Jane Rhodes, professor of African American Studies at the University of Illinois at Chicago, will give the keynote address at 7 p.m. Thursday, under the title “In These Dark Times: The (Re)Making of a Radical Black Public Sphere.”

“This conference is an opportunity for scholars to share their cutting-edge work on all aspects of race and media,” Joseph said. “Studying race and media is so important because in our starkly segregated lives, the media is one of the few places that people engage regularly with folks who are different races than themselves. But what happens when racialized difference only happens on our screens?  This is what we’ll be talking about.

“It will also focus on how the rhetoric of post-racialism — which Joseph called “the idea that racism, and maybe even race itself are figments of the past” — has combined with an increasing threat to ethnic studies and “weakened our ability to call attention to race.”

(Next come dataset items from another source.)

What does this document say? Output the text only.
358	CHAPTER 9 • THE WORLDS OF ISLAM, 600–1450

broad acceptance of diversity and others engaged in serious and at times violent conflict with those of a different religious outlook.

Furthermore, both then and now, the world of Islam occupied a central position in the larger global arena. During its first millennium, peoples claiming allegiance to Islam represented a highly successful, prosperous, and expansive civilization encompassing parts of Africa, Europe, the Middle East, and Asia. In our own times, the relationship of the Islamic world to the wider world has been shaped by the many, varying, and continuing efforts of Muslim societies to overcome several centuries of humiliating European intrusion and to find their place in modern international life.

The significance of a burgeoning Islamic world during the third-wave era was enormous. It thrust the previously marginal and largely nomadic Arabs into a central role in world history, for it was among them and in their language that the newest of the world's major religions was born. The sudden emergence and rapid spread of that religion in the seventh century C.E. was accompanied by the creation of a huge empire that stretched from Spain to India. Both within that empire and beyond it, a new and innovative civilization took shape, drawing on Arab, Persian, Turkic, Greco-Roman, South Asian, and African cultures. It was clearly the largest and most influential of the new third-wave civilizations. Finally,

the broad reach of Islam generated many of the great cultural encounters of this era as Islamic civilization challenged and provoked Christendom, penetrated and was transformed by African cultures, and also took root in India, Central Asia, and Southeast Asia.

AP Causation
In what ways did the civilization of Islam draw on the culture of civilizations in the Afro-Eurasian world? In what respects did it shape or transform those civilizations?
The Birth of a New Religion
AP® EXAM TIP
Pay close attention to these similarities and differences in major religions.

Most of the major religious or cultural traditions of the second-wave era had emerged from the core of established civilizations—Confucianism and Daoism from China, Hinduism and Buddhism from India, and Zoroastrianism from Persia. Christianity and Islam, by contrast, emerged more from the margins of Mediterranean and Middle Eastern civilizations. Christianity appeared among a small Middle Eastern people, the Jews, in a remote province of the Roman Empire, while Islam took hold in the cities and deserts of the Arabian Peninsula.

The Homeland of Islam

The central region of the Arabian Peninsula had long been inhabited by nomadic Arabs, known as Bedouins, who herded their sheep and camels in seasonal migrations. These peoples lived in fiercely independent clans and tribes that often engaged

The conference will bring scholars to Seattle from about two dozen institutions nationwide. Several UW faculty will present or facilitate discussions. These will include:

  • Sareeta Amrute, associate professor of anthropology, will lead a discussion on “Producing Race Behind the Screens”
  • Sonnet Retman, associate professor of American ethnic studies, will lead a discussion of “Sonic (Re)Collection: Memory and Resistance through Sound”
  • Negin Dahya, assistant professor in the Information School, will lead a discussion on “Racial and Spatial Signifiers: Negotiations of Self (Re)presentation”

Also, Joseph will host a lunchtime discussion Thursday on “Balance, Children, and Other Academic Juggling Acts” and Michelle Habell-Pallán, associate professor in the Gender, Women & Sexuality Studies Department, will host a discussion of “Race, Media, and Public Scholarship for Faculty of Color.”

Other presentations include:

  • “The Lessons of Failure: The Networks and Latina/o Sitcoms of the ’80s and ’90s”
  • “Black Women Showrunners’ Politics of Representation”
  • “From Post-Race to Post-Truth? Media and the New Era of Overt Racism”
  • “Because You Watched: Algorithmic Identities and What It Means To Be Latina/o According To Netflix”
  • “Post-Race in HBO’s ‘Westworld'”

On the final afternoon, the conference will present several collaborative projects and video presentations from researchers in the School of Public Health, College of Education, UW Bothell’s Digital Futures Lab and the Information School.

Joseph said, “With this conference we hope to foster a space of dialogue and critique around the most important issues of race and media today.”